To achieve these objectives, healthy subjects will immobilize one leg for three
weeks. Muscle biopsy of the vastus lateralis and the gastrocnemius will be
taken before and after immmobilisation to provide information on gene
expression. The vascular parameters will be measured by echo Doppler ultrasound
and plethysmography by experienced vascular nurses. The NO pathway will be
manipulated by infusion of Ach (stimulates NO synthase) and L-NMMA (blocks NO
synthase). Functional vascular adaptations will be measured in parallel to gene
expression profiling in order to correlate the vascular functional data and the
transcriptome characterization. Additionally, musculo-skeletal function will be
evaluated.

The intervention consists of 3 weeks of immobilisation of one leg. This will be
done by elevation of the active foot by a sole and fixing of the foot by belts
to the upper body, in a way the foot does not touch the ground. During
immobilisation, the subject will walk on crutches and the limb will not be
loaded.

Using the immobilisation method described in this protocol, only a part of the
leg is immobilized, while the joints remain flexible. Except for small ankle
oedema for the first days, a relatively colder skin of the suspended leg and a
small, but controlable risk of thrombosis, no side-effects have been reported.
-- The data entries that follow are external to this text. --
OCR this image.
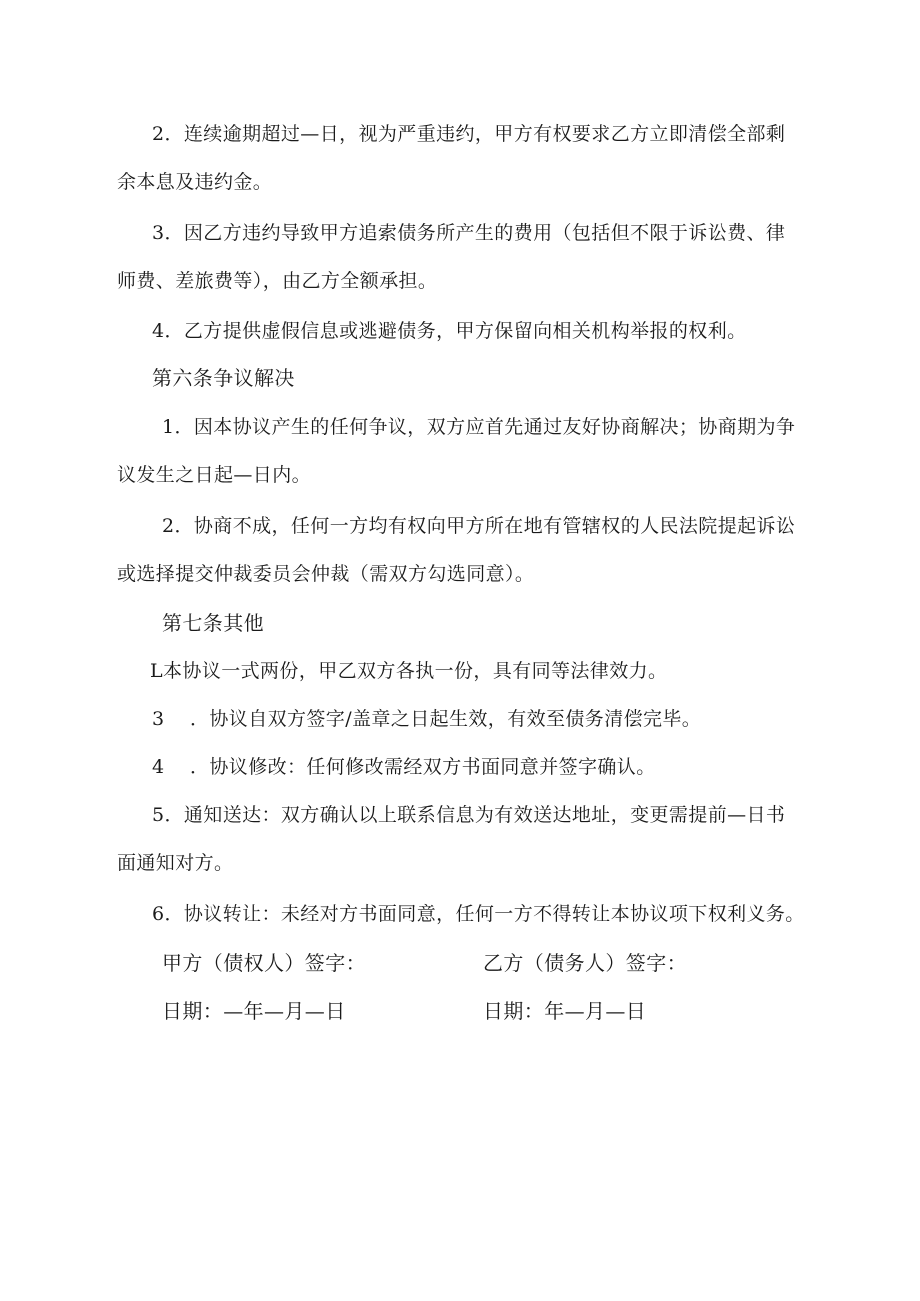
2．连续逾期超过—日，视为严重违约，甲方有权要求乙方立即清偿全部剩
余本息及违约金。
3．因乙方违约导致甲方追索债务所产生的费用（包括但不限于诉讼费、律
师费、差旅费等），由乙方全额承担。
4．乙方提供虚假信息或逃避债务，甲方保留向相关机构举报的权利。
第六条争议解决
1．因本协议产生的任何争议，双方应首先通过友好协商解决；协商期为争
议发生之日起—日内。
2．协商不成，任何一方均有权向甲方所在地有管辖权的人民法院提起诉讼
或选择提交仲裁委员会仲裁（需双方勾选同意）。
第七条其他
L本协议一式两份，甲乙双方各执一份，具有同等法律效力。
3 ．协议自双方签字/盖章之日起生效，有效至债务清偿完毕。
4 ．协议修改：任何修改需经双方书面同意并签字确认。
5．通知送达：双方确认以上联系信息为有效送达地址，变更需提前—日书
面通知对方。
6．协议转让：未经对方书面同意，任何一方不得转让本协议项下权利义务。
甲方（债权人）签字：	乙方（债务人）签字：
日期：—年—月—日	日期：年—月—日
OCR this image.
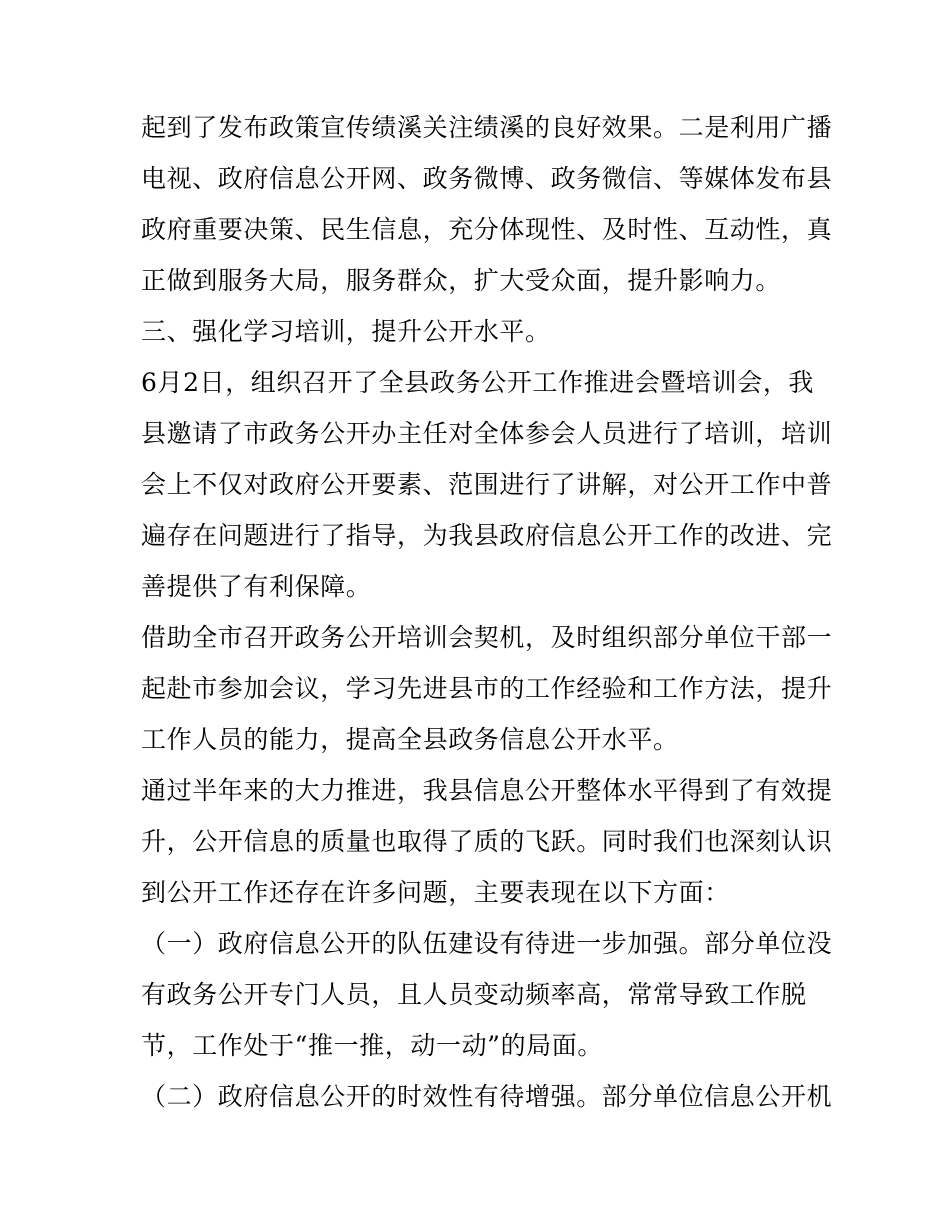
起到了发布政策宣传绩溪关注绩溪的良好效果。二是利用广播
电视、政府信息公开网、政务微博、政务微信、等媒体发布县
政府重要决策、民生信息，充分体现性、及时性、互动性，真
正做到服务大局，服务群众，扩大受众面，提升影响力。
三、强化学习培训，提升公开水平。
6月2日，组织召开了全县政务公开工作推进会暨培训会，我
县邀请了市政务公开办主任对全体参会人员进行了培训，培训
会上不仅对政府公开要素、范围进行了讲解，对公开工作中普
遍存在问题进行了指导，为我县政府信息公开工作的改进、完
善提供了有利保障。
借助全市召开政务公开培训会契机，及时组织部分单位干部一
起赴市参加会议，学习先进县市的工作经验和工作方法，提升
工作人员的能力，提高全县政务信息公开水平。
通过半年来的大力推进，我县信息公开整体水平得到了有效提
升，公开信息的质量也取得了质的飞跃。同时我们也深刻认识
到公开工作还存在许多问题，主要表现在以下方面：
（一）政府信息公开的队伍建设有待进一步加强。部分单位没
有政务公开专门人员，且人员变动频率高，常常导致工作脱
节，工作处于“推一推，动一动”的局面。
（二）政府信息公开的时效性有待增强。部分单位信息公开机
After the restart of the normal loading, good recovery was present at the
suspended leg and the effect of immobilisation will disappear in some weeks
according to literature. The canulation of the femoral artery can lead to a
light hematoma or some bleeding afterwards. The subjects are controled for this
very precisely. The medication is infused only locally in doses at which no
systemic effects are expected, based on comparable studies. Considering the
removal of the muscle biopt samples, the upper leg might be a bit stiff and
sensitive afterwards. In very rare cases, a light hematoma can occur, that will
disappear after some days. All tests are performed extensively on the
participating departments, without any complications.